At this point, if you suddenly wake up and bring the mind to the saying you have been contemplating, or else turn to what is inherent in yourself, that is like pouring a dipperful of cool water into a pot of boiling water. The ocean of essential nature becomes calm; the mind source becomes open and aware.

This is the time when the king of gods prevails in battle. The four guardian kings take their proper places; all the gods rejoice together. The web of the cosmos has infinite dimensions, each reflecting everything else, with infinte centers and peripheries.

At this time, no trace is left of the eighty-four thousand demon troops; above, below and all around, they cannot be found, even by psychic powers. Now you jump for joy, thinking everything is settled. What you do not realize is that the demons have gone into these subtle thoughts of joy and are hiding there, completely intact.

What are these subtle thoughts? They are subtle streams of consciousness, confusions of thinking that are hard to cut through. So the titan led his followers into the confusions of thinking, as hard to cut through as lotus fibers, and hid there. Once they had hidden in the subtle lotus threads of confusion of thinking, it makes sense that the gods withdrew, unable to attack.

In ancient times, Gyozan asked Isan, "How long have you had no subtle streams of consciousness?" Isan replied, "Seven years." This refers to getting entirely rid of the lotus fibers.

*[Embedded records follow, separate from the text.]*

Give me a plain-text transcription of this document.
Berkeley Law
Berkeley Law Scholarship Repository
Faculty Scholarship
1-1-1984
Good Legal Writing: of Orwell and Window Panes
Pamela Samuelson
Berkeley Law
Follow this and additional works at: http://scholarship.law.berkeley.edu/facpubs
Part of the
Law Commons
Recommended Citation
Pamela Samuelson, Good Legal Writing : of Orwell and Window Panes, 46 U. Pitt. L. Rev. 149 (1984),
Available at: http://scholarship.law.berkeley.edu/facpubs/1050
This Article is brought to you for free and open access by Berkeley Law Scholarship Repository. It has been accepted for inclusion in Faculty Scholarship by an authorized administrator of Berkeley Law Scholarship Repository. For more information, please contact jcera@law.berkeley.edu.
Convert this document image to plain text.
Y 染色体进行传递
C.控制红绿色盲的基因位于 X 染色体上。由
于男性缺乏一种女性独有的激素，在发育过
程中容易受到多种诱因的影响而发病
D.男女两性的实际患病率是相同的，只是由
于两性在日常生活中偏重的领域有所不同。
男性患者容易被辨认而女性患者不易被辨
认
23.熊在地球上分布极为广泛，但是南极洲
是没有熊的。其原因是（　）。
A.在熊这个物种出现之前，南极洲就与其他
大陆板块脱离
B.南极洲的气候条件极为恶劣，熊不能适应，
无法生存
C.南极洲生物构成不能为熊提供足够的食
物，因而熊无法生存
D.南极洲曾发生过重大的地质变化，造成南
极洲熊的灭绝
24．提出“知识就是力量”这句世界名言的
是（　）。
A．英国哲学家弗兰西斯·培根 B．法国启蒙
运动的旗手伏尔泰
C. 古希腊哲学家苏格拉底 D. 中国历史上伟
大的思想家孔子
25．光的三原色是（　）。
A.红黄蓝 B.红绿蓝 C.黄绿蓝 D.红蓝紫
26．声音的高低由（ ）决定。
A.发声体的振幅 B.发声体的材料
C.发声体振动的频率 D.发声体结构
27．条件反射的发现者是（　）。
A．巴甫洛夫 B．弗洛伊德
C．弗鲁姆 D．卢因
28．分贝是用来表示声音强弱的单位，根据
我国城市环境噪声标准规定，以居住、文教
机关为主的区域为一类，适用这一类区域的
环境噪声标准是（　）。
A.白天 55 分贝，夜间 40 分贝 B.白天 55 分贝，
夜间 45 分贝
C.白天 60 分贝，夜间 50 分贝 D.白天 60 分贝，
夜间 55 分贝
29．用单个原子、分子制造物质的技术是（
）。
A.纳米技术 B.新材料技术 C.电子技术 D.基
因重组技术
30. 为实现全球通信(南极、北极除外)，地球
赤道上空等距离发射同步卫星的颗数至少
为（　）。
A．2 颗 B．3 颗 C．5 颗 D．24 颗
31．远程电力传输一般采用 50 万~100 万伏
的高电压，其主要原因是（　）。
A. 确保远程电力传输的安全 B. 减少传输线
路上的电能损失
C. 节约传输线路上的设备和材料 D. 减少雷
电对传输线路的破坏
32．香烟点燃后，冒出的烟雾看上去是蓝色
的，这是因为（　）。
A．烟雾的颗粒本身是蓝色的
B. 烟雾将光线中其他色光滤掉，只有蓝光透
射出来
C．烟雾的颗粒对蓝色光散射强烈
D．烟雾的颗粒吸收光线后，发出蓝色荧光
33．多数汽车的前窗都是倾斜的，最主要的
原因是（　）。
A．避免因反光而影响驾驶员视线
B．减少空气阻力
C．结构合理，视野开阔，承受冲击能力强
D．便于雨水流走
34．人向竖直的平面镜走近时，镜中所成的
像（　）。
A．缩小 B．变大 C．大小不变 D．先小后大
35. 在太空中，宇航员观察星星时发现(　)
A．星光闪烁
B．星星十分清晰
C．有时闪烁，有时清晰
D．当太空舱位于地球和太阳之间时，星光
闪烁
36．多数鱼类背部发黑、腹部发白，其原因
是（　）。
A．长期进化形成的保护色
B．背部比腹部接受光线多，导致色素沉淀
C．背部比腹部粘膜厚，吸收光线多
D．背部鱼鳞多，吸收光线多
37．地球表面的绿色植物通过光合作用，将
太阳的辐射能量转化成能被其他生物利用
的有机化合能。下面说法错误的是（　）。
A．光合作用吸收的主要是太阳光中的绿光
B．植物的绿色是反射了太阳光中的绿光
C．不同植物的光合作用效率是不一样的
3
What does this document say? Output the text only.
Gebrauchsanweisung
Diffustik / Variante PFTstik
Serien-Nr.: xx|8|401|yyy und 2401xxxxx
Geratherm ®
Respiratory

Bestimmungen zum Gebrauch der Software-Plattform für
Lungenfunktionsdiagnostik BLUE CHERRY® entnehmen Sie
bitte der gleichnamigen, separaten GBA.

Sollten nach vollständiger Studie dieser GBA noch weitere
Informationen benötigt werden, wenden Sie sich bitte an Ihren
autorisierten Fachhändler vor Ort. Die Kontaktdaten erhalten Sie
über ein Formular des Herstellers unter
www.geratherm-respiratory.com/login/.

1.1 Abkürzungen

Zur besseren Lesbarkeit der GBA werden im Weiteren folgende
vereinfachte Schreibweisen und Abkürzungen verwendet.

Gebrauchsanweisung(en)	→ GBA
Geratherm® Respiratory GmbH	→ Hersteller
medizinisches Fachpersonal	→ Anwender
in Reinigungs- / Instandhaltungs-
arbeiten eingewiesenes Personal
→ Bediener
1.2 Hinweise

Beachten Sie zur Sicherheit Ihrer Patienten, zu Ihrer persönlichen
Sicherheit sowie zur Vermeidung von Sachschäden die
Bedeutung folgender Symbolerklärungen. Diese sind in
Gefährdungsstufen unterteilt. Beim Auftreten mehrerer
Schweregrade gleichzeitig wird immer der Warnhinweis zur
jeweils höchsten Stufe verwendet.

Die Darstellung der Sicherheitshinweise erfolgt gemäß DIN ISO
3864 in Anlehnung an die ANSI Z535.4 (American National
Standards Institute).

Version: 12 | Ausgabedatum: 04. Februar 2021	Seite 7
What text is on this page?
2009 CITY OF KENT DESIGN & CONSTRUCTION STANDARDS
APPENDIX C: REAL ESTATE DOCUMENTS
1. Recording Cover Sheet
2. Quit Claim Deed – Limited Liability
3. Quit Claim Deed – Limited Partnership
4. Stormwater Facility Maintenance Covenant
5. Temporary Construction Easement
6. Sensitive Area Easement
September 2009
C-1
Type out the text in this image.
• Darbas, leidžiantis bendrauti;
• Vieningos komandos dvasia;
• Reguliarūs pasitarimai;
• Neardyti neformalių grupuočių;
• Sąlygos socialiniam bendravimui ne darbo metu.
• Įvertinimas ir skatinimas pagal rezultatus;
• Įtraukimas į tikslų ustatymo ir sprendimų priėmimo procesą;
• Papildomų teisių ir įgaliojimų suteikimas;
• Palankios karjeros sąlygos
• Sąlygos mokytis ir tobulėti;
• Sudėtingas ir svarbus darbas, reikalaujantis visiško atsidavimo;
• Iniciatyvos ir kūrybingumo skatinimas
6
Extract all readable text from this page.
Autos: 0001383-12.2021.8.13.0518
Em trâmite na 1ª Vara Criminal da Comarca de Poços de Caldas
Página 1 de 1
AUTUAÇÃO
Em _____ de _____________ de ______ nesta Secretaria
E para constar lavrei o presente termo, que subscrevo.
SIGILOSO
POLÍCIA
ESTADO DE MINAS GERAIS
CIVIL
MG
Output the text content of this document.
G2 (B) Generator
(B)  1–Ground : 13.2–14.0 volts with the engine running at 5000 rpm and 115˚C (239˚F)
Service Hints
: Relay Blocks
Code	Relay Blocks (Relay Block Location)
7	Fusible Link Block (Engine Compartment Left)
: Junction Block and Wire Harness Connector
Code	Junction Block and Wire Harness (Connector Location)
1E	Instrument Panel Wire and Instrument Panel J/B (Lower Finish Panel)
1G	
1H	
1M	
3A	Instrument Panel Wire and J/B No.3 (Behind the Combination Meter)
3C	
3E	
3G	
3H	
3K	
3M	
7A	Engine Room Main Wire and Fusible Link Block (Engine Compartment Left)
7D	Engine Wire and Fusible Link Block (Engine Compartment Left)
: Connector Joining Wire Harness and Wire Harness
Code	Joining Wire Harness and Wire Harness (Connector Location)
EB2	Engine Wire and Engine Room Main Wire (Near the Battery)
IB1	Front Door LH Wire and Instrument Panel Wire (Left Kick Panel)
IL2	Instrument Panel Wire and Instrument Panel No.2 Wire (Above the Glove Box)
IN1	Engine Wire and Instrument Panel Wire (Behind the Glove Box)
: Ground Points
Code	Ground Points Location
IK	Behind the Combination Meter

How does one do this? Master teachers have a clever technique that cuts through the subtle roots of birth and death like an enormous sword reaching to the sky, crushing your old nest of deluded feelings like a ten-ton hammer. A seeker asked Joshu. "Does a dog have Buddha-nature?" Joshu said, "No." This story has miraculous effects; students who wish to reach the realm of authentic peace and happiness should be sure to gnaw through this story. Gnaw on it vertically, gnaw on it horizontally, and one day you will gnaw through the root of life, die away, and then come back to life.

All this talk is an embarassment. I urge you not to wait until you've grown old and tears are streaming down your cheeks.